Ne var ki, büyüme riskine dikkat ettiğini görmekle beraber Merkez Bankası'nın TL'nin güçlenmesine, yani döviz kurlarının aşağı doğru hareketine, ne kadar hassas olduğu belli değil. Haklı olarak, elini açık edip spekülasyonu cesaretlendirmek istemiyor. Ama TL'nin sepete karşı 2.05 civarında seyrettiği son enflasyon raporu toplantısında kurdaki düşüşün henüz Merkez Bankası'nı rahatsız etmediği şeklindeki yorum, şartlar uygun olduğunda (yani ekonomiye yeteri kadar döviz girişi olduğunda) TL'nin bir miktar daha değerlenmesine izin verilebileceğini gösteriyor.

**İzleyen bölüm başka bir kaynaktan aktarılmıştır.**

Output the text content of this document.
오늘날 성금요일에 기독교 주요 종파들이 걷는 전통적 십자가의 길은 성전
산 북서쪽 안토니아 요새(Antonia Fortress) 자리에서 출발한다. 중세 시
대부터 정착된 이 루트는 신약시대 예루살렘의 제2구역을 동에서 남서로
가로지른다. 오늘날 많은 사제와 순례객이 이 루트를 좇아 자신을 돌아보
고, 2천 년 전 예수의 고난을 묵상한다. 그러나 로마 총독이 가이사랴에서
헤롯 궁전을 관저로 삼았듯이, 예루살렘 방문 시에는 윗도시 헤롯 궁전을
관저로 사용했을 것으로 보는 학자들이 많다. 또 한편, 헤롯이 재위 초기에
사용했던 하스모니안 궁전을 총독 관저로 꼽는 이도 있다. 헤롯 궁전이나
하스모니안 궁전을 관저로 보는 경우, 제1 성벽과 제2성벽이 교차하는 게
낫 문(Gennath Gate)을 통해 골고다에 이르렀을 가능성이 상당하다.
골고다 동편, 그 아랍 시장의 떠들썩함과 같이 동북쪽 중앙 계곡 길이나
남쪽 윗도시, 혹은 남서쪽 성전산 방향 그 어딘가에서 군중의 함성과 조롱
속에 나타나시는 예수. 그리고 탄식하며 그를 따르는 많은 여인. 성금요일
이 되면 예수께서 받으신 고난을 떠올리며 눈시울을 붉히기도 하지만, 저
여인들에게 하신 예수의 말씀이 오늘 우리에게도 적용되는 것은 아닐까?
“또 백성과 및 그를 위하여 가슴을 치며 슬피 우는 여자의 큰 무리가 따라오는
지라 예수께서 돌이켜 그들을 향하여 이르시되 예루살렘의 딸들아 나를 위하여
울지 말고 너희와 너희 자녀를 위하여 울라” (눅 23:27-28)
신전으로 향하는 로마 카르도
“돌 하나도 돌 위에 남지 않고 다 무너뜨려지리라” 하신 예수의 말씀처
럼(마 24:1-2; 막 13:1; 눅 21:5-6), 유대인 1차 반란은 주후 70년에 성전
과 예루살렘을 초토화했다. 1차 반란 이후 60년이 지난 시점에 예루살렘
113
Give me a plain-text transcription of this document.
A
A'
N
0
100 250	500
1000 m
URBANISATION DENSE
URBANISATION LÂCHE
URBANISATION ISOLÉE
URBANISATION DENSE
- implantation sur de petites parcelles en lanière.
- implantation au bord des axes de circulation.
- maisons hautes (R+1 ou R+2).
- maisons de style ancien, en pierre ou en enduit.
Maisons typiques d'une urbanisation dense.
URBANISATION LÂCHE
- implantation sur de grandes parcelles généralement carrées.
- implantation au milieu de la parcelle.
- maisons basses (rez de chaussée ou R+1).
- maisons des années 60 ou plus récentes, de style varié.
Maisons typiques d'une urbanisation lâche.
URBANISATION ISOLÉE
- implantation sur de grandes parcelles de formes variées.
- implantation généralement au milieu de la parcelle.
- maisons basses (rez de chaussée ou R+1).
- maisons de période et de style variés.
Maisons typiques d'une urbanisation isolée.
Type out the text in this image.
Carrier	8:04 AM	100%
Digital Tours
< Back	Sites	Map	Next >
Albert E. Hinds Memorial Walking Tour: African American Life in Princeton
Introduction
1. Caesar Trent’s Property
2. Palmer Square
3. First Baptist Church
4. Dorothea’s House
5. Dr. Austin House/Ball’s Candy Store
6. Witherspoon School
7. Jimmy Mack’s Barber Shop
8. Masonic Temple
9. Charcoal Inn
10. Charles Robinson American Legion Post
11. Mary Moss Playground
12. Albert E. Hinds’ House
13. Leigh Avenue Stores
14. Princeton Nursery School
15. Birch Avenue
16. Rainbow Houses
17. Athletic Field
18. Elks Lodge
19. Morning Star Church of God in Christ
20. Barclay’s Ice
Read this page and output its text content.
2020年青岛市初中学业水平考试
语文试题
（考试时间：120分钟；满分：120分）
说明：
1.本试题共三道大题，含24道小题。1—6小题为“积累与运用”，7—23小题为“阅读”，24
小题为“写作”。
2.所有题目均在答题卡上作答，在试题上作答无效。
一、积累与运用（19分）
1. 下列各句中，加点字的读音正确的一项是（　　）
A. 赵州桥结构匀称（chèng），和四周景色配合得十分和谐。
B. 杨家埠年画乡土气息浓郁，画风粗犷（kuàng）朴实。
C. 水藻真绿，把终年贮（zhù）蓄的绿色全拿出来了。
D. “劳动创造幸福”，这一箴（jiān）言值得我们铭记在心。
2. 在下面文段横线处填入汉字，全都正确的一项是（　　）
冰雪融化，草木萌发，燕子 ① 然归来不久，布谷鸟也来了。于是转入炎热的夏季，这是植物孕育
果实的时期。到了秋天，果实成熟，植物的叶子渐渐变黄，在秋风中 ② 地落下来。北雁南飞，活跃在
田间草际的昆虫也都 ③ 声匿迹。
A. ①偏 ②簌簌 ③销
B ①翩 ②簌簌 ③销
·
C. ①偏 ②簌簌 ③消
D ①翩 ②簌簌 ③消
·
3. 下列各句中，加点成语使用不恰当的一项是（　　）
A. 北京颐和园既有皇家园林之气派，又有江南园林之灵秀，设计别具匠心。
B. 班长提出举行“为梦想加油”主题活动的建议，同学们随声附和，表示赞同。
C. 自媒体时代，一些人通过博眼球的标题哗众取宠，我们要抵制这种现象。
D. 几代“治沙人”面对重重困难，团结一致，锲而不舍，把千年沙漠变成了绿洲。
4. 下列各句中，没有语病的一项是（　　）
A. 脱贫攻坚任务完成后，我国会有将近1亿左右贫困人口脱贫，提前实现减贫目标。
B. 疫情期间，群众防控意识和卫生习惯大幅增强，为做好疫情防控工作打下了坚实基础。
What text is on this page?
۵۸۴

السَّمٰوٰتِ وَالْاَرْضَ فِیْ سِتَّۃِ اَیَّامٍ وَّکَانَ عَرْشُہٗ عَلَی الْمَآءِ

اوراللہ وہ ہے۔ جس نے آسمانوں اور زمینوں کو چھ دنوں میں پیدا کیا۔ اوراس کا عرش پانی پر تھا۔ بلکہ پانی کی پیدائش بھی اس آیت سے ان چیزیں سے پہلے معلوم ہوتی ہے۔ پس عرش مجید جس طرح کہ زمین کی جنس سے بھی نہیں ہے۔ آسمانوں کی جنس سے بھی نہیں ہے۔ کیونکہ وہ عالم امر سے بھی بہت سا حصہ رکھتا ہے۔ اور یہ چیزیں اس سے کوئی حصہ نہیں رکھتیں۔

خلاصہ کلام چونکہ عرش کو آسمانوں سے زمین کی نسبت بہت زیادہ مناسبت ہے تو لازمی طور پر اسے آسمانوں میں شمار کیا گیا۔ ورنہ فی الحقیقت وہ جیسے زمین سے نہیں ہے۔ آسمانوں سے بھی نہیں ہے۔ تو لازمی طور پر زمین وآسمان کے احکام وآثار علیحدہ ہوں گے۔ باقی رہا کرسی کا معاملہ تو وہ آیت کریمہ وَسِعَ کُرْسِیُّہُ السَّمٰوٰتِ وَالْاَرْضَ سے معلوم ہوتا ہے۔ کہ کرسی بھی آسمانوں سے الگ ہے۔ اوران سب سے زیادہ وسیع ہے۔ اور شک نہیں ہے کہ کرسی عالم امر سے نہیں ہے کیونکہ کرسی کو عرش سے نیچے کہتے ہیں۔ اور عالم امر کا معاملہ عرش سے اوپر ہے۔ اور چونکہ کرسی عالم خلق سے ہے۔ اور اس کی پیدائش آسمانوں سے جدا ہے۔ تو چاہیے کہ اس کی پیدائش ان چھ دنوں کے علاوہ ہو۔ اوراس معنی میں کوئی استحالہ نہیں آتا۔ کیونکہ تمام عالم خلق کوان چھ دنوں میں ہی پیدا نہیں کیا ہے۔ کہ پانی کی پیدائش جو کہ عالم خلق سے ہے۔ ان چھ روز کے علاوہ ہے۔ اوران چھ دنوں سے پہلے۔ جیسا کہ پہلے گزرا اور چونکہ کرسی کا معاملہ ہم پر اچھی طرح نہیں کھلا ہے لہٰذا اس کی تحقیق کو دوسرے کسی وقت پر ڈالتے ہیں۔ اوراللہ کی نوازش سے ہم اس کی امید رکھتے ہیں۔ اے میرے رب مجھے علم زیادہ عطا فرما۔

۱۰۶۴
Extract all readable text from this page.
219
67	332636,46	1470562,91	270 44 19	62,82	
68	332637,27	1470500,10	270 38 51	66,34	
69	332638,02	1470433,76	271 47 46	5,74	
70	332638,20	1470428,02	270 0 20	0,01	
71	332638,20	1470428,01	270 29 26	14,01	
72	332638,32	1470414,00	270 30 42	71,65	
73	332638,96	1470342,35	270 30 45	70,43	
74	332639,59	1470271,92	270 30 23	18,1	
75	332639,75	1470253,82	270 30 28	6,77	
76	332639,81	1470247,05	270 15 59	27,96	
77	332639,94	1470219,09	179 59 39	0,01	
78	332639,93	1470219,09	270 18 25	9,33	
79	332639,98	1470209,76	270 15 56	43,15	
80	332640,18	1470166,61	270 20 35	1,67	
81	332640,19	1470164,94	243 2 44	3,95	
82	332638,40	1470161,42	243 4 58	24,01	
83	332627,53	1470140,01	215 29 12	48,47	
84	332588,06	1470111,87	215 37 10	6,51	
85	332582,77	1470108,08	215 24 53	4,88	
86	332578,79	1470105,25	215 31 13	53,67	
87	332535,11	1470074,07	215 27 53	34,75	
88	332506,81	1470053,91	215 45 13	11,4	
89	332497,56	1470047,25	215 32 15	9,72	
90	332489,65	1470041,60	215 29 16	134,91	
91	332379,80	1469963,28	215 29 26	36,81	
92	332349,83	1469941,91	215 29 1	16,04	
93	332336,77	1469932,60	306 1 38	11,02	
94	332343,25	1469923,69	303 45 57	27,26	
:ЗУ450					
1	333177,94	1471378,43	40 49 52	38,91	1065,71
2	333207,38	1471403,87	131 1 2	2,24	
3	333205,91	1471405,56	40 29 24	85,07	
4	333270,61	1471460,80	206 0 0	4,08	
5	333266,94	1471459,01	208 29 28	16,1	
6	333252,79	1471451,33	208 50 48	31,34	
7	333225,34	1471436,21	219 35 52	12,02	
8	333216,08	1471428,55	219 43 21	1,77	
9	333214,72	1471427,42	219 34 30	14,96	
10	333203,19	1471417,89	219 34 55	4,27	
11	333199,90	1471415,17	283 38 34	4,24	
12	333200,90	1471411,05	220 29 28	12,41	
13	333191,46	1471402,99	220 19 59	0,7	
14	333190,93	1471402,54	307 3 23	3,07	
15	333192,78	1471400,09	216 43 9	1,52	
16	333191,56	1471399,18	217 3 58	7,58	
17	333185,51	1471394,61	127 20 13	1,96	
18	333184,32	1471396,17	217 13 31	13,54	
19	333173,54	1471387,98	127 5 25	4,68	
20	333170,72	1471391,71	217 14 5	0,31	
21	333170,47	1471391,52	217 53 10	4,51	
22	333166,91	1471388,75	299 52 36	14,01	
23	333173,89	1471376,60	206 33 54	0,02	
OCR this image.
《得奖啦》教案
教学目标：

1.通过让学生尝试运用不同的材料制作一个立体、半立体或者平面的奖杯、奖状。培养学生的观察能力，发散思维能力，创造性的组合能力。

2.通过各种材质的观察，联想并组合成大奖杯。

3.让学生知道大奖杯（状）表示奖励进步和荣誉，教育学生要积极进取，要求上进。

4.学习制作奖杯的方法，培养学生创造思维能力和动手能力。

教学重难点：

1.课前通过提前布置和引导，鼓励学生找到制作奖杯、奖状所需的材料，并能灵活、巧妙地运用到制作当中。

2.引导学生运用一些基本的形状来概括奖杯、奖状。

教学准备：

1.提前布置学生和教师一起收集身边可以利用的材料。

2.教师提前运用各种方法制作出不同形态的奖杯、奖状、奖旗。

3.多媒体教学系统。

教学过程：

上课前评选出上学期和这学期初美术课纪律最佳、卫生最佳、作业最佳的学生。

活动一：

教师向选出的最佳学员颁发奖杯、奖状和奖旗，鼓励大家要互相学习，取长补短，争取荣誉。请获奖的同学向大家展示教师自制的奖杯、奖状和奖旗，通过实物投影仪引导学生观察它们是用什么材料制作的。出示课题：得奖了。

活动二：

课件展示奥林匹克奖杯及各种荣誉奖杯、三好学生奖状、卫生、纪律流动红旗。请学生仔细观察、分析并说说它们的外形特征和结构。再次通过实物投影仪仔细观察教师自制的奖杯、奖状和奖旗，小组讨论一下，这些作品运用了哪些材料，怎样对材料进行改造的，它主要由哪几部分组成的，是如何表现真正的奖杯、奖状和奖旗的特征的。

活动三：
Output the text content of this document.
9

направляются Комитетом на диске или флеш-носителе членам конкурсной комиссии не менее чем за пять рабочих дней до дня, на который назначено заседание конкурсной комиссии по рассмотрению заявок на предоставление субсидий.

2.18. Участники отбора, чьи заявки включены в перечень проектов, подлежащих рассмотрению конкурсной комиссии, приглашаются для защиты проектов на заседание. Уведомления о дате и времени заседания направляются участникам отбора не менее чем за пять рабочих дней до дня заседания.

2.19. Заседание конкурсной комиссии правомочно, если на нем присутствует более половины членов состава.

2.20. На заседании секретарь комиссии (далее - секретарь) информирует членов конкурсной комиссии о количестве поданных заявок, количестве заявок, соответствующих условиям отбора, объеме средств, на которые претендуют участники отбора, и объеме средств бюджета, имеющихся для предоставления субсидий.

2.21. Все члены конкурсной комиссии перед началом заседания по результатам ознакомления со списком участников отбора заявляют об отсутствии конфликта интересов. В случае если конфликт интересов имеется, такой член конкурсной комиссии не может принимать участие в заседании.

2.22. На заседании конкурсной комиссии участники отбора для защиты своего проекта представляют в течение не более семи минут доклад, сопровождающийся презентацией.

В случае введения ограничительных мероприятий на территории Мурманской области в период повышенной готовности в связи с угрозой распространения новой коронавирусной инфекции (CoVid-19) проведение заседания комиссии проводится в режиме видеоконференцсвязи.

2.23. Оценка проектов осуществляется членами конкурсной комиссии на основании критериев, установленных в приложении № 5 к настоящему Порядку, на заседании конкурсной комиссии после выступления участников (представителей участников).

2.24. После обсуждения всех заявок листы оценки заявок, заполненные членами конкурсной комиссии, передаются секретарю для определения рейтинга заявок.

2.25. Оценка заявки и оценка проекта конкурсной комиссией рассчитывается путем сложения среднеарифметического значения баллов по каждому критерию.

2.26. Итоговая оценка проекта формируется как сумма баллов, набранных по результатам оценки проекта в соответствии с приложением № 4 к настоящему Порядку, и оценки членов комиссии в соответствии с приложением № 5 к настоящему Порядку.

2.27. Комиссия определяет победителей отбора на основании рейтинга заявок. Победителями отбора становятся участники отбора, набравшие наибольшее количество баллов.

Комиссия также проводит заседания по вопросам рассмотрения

Ama ihracatçı ya da ithalatçı kesimlerle özel bir ilgisi olmayan, ekonominin mümkün olduğu kadar dengeli büyümesine destek verilmesi gerektiğini düşünen ve döviz kurlarının da bu dengenin en büyük belirleyicisi olduğuna inanan bir ekonomist olarak bunun tam tersinin olması gerektiğini düşünüyorum. Kamuoyu da gayet iyi biliyor ki, cari denge açığının son dönemde gerilemeye başlamasının ardında ithalatın pahalılaşması (pahalı kalmaya devam edeceği beklentisi) çok etkiliydi (Grafik 3). O nedenle, TL'nin 2011'deki değer kaybı sonrasında yükselen enflasyon ve faiz maliyetleri ödenerek iyileştirilen rekabet gücü anlamsız bir şekilde kaybedilmemeli. 2012 başından itibaren görüldüğü gibi artmaya başlayan global risk iştahının TL'yi yeniden değerlendirmesine izin verilmemeli. TL değer kaybederken gösterilen refleks değer kazanırken de gösterilmeli. Tercihen bir an evvel döviz alınarak (ve repo fonlamasını azaltıp karşılığı TL'yi dengeleyerek) rezervler güçlendirilmeli.